“Você tem câncer.”
Pergunte a qualquer pessoa que tenha ouvido isso: é assustador.
Essa é uma das razões pelas quais precisamos repensar o que chamamos de câncer. Apesar dos avanços surpreendentes na nossa compreensão da doença, negligenciamos a atualização da forma como definimos o que tem sido chamado de “o imperador de todas as doenças”.
Alguns tipos de câncer apresentam riscos extraordinariamente baixos de alterar a qualidade ou a duração da vida, mas são confundidos com aqueles que o fazem. E isso muitas vezes leva a tratamentos desnecessários, desfiguração, efeitos colaterais e uma constelação de outros problemas psicológicos, de relacionamento e financeiros.

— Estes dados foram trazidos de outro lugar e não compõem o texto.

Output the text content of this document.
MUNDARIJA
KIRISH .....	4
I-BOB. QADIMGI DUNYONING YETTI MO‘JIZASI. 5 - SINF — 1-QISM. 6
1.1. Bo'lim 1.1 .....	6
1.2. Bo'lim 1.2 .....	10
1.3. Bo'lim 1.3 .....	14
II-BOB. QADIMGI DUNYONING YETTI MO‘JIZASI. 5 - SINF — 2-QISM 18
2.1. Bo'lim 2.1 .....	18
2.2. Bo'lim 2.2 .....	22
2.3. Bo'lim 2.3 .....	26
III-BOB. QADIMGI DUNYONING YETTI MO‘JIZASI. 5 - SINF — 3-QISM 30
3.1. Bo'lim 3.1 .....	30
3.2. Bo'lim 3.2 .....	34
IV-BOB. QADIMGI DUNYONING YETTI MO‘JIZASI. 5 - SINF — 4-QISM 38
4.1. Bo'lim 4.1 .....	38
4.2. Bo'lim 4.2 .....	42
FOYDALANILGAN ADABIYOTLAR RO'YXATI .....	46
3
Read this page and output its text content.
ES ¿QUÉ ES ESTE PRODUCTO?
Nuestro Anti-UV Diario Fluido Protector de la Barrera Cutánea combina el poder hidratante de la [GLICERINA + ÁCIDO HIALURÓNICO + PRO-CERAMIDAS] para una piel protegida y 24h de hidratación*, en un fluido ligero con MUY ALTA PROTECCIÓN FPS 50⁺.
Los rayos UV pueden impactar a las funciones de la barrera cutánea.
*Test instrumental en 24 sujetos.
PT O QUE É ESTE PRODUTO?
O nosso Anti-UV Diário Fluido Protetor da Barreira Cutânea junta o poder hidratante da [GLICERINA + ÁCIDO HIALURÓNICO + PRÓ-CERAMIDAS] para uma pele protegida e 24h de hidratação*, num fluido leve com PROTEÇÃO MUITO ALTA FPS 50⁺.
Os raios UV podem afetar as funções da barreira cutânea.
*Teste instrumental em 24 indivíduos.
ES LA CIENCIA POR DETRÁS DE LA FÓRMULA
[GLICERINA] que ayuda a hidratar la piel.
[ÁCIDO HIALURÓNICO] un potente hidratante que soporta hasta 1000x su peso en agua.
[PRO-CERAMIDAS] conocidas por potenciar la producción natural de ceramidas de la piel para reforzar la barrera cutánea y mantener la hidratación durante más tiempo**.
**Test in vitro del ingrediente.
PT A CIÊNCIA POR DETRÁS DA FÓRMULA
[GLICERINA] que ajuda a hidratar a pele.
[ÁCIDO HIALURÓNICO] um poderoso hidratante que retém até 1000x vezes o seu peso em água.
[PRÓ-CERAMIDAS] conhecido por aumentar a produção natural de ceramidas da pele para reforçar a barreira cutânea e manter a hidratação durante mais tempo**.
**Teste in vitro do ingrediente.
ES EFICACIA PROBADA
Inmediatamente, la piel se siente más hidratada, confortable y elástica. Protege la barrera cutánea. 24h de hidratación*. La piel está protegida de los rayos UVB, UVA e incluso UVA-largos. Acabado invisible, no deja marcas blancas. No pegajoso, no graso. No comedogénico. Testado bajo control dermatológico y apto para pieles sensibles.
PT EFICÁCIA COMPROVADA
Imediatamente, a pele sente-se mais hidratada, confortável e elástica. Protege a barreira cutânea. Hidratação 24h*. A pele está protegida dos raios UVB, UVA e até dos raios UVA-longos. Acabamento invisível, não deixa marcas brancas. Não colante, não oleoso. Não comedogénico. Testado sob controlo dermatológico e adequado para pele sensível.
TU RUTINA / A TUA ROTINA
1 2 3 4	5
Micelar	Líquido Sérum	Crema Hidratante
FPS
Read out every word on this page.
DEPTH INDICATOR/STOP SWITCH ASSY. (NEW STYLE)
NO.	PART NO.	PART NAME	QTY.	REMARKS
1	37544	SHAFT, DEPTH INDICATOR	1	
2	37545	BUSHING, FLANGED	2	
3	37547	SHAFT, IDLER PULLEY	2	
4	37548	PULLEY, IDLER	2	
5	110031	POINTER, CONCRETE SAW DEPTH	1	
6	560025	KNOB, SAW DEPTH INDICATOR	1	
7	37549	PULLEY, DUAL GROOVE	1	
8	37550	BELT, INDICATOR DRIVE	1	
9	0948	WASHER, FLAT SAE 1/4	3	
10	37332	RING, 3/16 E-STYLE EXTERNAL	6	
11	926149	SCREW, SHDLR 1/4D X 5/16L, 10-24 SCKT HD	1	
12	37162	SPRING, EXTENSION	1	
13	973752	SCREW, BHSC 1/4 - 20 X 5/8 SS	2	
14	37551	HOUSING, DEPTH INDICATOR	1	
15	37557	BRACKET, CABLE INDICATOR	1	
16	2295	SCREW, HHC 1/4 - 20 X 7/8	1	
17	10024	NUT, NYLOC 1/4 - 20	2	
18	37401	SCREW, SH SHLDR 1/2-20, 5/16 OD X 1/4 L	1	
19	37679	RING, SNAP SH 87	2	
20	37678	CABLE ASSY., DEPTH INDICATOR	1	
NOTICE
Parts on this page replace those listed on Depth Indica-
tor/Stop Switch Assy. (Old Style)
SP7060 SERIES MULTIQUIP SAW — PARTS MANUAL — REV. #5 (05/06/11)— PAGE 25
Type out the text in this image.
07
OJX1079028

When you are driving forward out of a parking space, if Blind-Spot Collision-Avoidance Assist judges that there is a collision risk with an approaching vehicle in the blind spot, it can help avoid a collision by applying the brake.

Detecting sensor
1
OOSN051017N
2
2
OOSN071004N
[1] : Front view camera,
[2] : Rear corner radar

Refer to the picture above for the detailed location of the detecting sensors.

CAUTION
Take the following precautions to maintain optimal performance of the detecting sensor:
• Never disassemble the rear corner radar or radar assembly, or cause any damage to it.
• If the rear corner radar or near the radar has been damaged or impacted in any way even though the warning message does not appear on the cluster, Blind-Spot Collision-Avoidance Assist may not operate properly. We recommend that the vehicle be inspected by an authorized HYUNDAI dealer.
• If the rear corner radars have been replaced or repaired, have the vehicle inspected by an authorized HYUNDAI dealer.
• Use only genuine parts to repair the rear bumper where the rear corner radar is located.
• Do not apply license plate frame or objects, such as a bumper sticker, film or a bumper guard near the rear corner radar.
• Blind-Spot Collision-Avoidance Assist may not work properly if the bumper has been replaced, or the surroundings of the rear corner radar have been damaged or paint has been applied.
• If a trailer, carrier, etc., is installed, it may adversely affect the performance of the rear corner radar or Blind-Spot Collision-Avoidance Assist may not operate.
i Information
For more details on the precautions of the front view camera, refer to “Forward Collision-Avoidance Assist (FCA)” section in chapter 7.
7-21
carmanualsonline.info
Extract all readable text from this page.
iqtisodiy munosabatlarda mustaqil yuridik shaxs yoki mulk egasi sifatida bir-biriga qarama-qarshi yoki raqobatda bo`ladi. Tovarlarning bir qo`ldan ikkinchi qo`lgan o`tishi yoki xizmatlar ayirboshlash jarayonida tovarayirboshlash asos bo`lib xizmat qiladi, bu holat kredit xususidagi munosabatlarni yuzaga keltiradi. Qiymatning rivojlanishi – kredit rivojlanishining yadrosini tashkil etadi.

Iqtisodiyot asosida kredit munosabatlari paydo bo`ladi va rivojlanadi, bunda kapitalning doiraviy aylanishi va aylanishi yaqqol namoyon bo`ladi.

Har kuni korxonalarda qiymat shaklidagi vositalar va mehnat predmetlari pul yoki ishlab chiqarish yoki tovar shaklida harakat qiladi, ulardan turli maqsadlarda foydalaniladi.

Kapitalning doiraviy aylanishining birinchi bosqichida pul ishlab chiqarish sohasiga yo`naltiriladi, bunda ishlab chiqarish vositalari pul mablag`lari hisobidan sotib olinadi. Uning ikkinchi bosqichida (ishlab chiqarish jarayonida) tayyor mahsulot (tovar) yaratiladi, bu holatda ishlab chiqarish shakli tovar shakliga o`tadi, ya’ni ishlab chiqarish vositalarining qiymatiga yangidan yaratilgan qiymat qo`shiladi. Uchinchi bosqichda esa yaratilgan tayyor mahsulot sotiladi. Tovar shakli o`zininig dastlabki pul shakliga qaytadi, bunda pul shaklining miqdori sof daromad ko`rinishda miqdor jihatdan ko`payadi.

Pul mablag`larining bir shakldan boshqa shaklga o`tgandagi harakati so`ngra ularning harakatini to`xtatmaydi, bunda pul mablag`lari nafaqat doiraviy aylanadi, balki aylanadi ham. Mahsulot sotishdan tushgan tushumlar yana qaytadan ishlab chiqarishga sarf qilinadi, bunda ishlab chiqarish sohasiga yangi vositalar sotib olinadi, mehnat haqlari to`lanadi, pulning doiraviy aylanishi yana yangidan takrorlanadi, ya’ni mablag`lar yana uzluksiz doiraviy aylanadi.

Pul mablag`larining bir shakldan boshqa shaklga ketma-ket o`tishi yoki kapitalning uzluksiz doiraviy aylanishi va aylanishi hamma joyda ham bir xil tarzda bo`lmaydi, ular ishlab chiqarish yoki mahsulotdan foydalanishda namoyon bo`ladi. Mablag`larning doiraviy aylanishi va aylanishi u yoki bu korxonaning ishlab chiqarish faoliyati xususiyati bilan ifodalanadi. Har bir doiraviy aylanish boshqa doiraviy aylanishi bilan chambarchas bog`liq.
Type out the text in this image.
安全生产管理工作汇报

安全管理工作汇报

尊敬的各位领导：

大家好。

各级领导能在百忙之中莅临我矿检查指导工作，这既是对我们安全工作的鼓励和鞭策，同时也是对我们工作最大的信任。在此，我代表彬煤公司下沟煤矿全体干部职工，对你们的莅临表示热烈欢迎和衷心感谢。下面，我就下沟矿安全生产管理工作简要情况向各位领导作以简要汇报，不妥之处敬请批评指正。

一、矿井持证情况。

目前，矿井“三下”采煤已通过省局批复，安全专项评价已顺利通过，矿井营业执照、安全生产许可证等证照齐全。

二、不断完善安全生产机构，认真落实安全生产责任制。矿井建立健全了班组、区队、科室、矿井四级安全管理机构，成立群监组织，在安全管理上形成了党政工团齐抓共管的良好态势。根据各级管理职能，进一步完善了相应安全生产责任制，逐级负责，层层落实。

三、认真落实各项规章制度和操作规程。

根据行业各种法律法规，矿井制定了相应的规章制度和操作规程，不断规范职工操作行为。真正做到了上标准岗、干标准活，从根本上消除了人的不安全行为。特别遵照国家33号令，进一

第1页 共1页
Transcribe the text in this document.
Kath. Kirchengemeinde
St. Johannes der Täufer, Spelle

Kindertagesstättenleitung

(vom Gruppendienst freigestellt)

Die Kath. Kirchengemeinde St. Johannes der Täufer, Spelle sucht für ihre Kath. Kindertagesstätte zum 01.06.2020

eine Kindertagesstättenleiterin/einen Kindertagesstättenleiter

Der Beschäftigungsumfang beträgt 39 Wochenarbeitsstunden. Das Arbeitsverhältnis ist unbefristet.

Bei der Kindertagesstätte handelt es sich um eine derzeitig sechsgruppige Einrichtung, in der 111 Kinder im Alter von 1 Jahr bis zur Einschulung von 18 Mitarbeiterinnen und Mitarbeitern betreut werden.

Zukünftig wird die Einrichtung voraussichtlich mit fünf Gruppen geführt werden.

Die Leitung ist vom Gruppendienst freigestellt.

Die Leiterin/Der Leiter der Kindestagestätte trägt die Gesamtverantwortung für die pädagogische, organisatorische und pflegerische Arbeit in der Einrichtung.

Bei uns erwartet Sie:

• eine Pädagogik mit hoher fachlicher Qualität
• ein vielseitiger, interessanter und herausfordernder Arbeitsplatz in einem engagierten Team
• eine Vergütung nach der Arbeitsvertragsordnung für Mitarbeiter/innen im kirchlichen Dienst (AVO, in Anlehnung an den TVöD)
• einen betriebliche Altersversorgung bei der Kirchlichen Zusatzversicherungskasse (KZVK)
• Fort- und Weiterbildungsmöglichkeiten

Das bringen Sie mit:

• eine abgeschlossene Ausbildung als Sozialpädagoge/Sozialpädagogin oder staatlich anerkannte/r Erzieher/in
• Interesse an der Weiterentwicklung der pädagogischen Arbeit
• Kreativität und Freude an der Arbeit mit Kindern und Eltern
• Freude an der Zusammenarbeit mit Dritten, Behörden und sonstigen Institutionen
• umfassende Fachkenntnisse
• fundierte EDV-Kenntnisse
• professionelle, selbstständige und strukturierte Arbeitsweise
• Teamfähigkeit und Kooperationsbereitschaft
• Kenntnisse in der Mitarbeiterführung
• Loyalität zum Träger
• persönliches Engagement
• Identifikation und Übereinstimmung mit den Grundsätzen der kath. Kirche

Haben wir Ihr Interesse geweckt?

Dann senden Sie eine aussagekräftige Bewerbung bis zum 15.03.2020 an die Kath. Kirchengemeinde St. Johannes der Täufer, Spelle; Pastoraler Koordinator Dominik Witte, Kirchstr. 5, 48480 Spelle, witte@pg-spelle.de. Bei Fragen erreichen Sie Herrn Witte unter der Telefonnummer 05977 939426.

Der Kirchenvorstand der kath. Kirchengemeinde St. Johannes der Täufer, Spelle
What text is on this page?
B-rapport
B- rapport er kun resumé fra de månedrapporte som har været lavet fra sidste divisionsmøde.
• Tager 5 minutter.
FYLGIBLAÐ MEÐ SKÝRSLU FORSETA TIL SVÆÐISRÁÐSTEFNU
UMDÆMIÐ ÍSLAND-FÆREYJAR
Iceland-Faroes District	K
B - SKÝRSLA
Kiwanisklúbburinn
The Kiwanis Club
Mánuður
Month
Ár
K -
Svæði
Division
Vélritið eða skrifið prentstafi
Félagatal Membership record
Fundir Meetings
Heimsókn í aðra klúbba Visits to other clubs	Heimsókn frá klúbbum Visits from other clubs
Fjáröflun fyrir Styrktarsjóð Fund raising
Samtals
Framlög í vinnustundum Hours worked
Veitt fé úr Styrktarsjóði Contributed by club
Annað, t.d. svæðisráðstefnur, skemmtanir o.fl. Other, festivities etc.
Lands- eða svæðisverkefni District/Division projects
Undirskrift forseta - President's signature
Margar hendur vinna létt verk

Somos oncologistas com experiência em câncer de próstata e mama. Acreditamos que a comunidade médica deve reconsiderar o que chamamos de cancro nas suas primeiras manifestações. O mesmo acontece com um número crescente de especialistas em câncer em todo o mundo.
A palavra “câncer” é atribuído a Hipócrates há 2.500 anos, embora a doença tenha sido descrita pelos egípcios 2.500 anos antes. Então os tumores poderiam ser vistos ou sentidos. Hoje, também identificamos o câncer com base em amostras de sangue, biópsias ou amostras removidas cirurgicamente que atendem a critérios específicos ao microscópio. Mas à medida que tecnologias mais novas e mais sensíveis são utilizadas, identificamos cada vez mais condições médicas que podem ter passado despercebidas sem quaisquer problemas. Este fenómeno de sobrediagnóstico é uma consequência bem documentada de exames de câncer de mama e de próstata.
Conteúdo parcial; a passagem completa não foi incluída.